The Treasury Laws Amendment (Financial Market Infrastructure and Other Measures) Bill passed in the Upper House on Thursday, clearing the way for its passage into law when Parliament returns in September.
Under the proposed legislation, large companies will need to measure and report their climate-related risks and potential opportunities, in addition to their traditional financial disclosures.
“These critical reforms provide investors and companies the clarity and certainty they need to support the net-zero transformation and further strengthen Australia’s reputation as an attractive destination for international capital,” Treasurer Jim Chalmers said in a statement.
Major companies meeting at least two of three criteria — consolidated annual revenue over $500 million, gross assets over $1 billion, or more than 500 employees — will need to comply with those reporting rules from January 1, 2025.
Reporting requirements for smaller entities will phase in over 2026 and 2027.
Given their size, the vast majority of small businesses will not be directly affected by those new requirements.
However, the need for reporting entities to include their Scope 3 climate risks — that is, climate risks contributed by partners up and down the supply chain — will require some small businesses to explain their emissions to big business partners.
The proposed legislation gives those small businesses some leeway, stating: “For Scope 3 emissions reporting, this will mean that entities will not be required to disclose exact data or detailed information that their customers or suppliers cannot provide easily”.
There are also additional transitional measures embedded in the law.
Scope 3 emissions reporting will begin in the second year of the scheme, giving companies time to assess how best to assess the climate risks of their small business partners.

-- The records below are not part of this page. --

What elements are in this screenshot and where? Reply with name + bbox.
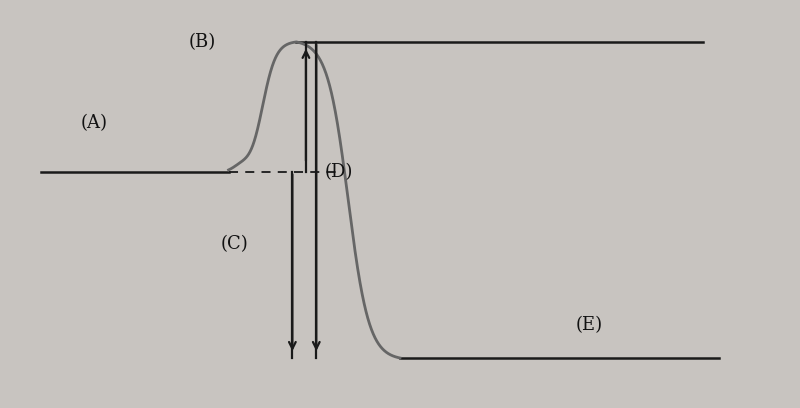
- Text: (A): (A): [81, 114, 108, 132]
- Text: (E): (E): [575, 317, 602, 335]
- Text: (C): (C): [221, 235, 249, 253]
- Text: (B): (B): [189, 33, 216, 51]
- Text: (D): (D): [324, 162, 353, 181]
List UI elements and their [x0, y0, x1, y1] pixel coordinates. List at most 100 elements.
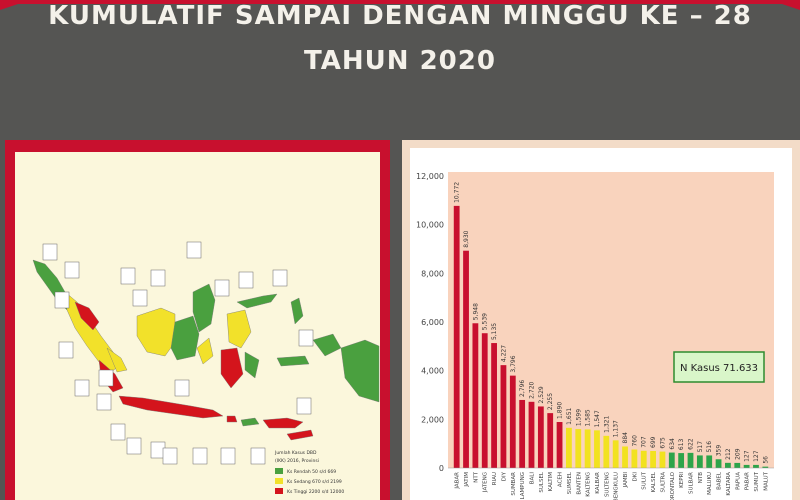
bar-value-label: 1,137 [613, 420, 620, 437]
bar-sulut [640, 450, 647, 468]
bar-value-label: 5,948 [472, 303, 479, 320]
island-sumatra-south2 [106, 347, 128, 373]
x-tick-label: SULTRA [660, 472, 666, 493]
legend-label-high: Ks Tinggi 2200 s/d 12000 [287, 489, 344, 495]
bar-malut [762, 466, 769, 468]
island-sulteng [226, 309, 252, 349]
bar-kepri [678, 453, 685, 468]
x-tick-label: RIAU [492, 472, 498, 485]
x-tick-label: BENGKULU [614, 472, 620, 500]
bar-papua [734, 462, 741, 468]
map-legend: Jumlah Kasus DBD (IKK) 2016, Provinsi Ks… [274, 450, 344, 495]
page-subtitle: TAHUN 2020 [304, 46, 496, 76]
bar-value-label: 516 [706, 441, 713, 453]
bar-value-label: 5,539 [482, 313, 489, 330]
x-tick-label: JAMBI [623, 472, 629, 489]
x-tick-label: KALBAR [595, 472, 601, 494]
bar-value-label: 2,255 [547, 393, 554, 410]
bar-sulbar [687, 452, 694, 468]
bar-value-label: 10,772 [454, 182, 461, 203]
x-tick-label: JATENG [483, 472, 489, 493]
island-sultra [244, 351, 260, 379]
bar-value-label: 1,599 [575, 409, 582, 426]
island-kalsel [196, 337, 214, 365]
bar-value-label: 3,796 [510, 355, 517, 372]
island-bali [226, 415, 238, 423]
legend-title: Jumlah Kasus DBD [274, 450, 317, 456]
legend-label-low: Ks Rendah 50 s/d 669 [287, 469, 336, 475]
x-tick-label: BALI [530, 472, 536, 485]
island-papua [340, 339, 380, 403]
y-tick-label: 6,000 [421, 318, 444, 327]
bar-chart: 12,000 10,000 8,000 6,000 4,000 2,000 0 10,772… [416, 172, 774, 500]
legend-swatch-high [275, 488, 283, 494]
chart-panel: 12,000 10,000 8,000 6,000 4,000 2,000 0 10,772… [402, 140, 800, 500]
y-tick-label: 12,000 [416, 172, 444, 181]
bar-value-label: 359 [716, 445, 723, 457]
x-tick-label: PABAR [745, 472, 751, 490]
island-sulsel [220, 347, 244, 389]
bar-lampung [519, 399, 526, 468]
bar-gorontalo [668, 452, 675, 468]
island-ntt [262, 417, 304, 429]
x-tick-label: JABAR [455, 472, 461, 490]
island-ntb [240, 417, 260, 427]
y-tick-label: 10,000 [416, 221, 444, 230]
bar-value-label: 127 [744, 450, 751, 462]
bar-value-label: 2,796 [519, 380, 526, 397]
bar-value-label: 5,135 [491, 323, 498, 340]
x-tick-label: SULSEL [539, 471, 545, 493]
bar-sultra [659, 451, 666, 468]
x-tick-label: MALUT [763, 471, 769, 490]
bar-sumut [753, 464, 759, 468]
bar-value-label: 209 [734, 448, 741, 460]
bar-riau [491, 343, 497, 468]
bar-babel [715, 459, 722, 468]
bar-value-label: 707 [641, 436, 648, 448]
x-tick-label: KALTENG [586, 472, 592, 497]
y-axis: 12,000 10,000 8,000 6,000 4,000 2,000 0 [416, 172, 444, 473]
x-tick-label: NTT [473, 471, 479, 482]
island-kalteng [170, 315, 200, 361]
annotation-box: N Kasus 71.633 [673, 351, 765, 383]
bar-banten [575, 429, 582, 468]
bar-value-label: 1,651 [566, 407, 573, 424]
x-tick-label: SUMBAR [511, 472, 517, 496]
bar-jatim [463, 250, 469, 468]
bar-maluku [706, 455, 713, 468]
x-tick-label: KALSEL [651, 471, 657, 492]
bar-value-label: 699 [650, 436, 657, 448]
y-tick-label: 0 [439, 464, 444, 473]
island-kalbar [136, 307, 176, 357]
y-tick-label: 2,000 [421, 415, 444, 424]
bar-pabar [743, 464, 750, 468]
legend-label-medium: Ks Sedang 670 s/d 2199 [287, 479, 342, 485]
x-tick-label: NTB [698, 472, 704, 483]
bar-value-label: 1,585 [585, 409, 592, 426]
bar-dki [631, 449, 638, 468]
bar-value-label: 884 [622, 432, 629, 444]
bar-value-label: 760 [631, 435, 638, 447]
bar-bali [528, 401, 535, 468]
x-tick-label: SULBAR [689, 472, 695, 494]
x-tick-label: SUMSEL [567, 471, 573, 494]
bar-sumsel [566, 427, 572, 468]
bar-value-label: 8,930 [463, 230, 470, 247]
island-java [118, 395, 224, 419]
header-corner-right [770, 0, 800, 10]
x-tick-label: MALUKU [707, 472, 713, 495]
header-corner-left [0, 0, 30, 10]
x-tick-label: SULTENG [604, 472, 610, 497]
x-tick-label: JATIM [464, 472, 470, 488]
bar-aceh [556, 422, 563, 468]
island-kaltim [192, 283, 216, 333]
bar-kalbar [594, 430, 600, 468]
x-tick-label: KALTARA [726, 472, 732, 496]
x-tick-label: GORONTALO [670, 471, 676, 500]
bar-jateng [481, 333, 488, 468]
bar-value-label: 613 [678, 438, 685, 450]
bar-ntb [696, 455, 703, 468]
bar-value-label: 2,720 [529, 381, 536, 398]
chart-frame: 12,000 10,000 8,000 6,000 4,000 2,000 0 10,772… [410, 148, 792, 500]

The proposed legislation will also introduce a three-year ‘modified liability’ period, giving reporting entities, their directors, and auditors time to develop climate reporting skills before they are exposed to private litigation.
Statements regarding Scope 3 emissions will continue to be protected during that three-year buffer.
Only the Australian Securities and Investments Commission (ASIC) will be empowered to launch civil proceedings against rulebreakers in that period.
For its part, ASIC says it will work with small businesses to help them understand the rules, even as it cracks down on corporate greenwashing claims.
“Once the new laws come into effect, ASIC will work with small business representatives to develop practical guidance for small businesses in relation to the requirements of the new laws and how the new laws may impact them,” ASIC deputy chair Sarah Court said in March.
“ASIC will take a pragmatic and proportionate approach to the supervision and enforcement of this new regime,” the regulator added on Friday.
“We will engage closely with industry as we develop appropriate guidance to help it build the capability required to meet the new obligations.”
The Australian Accounting Standards Board is also developing climate reporting rules aligned to international standards, which will provide more certainty for reporting entities.
Despite those transitional measures, the Coalition fears the Scope 3 reporting requirements will lump small businesses with extra reporting requirements.
In a statement, Shadow Treasurer Angus Taylor on Thursday described the measure as additional “green tape” on SMEs.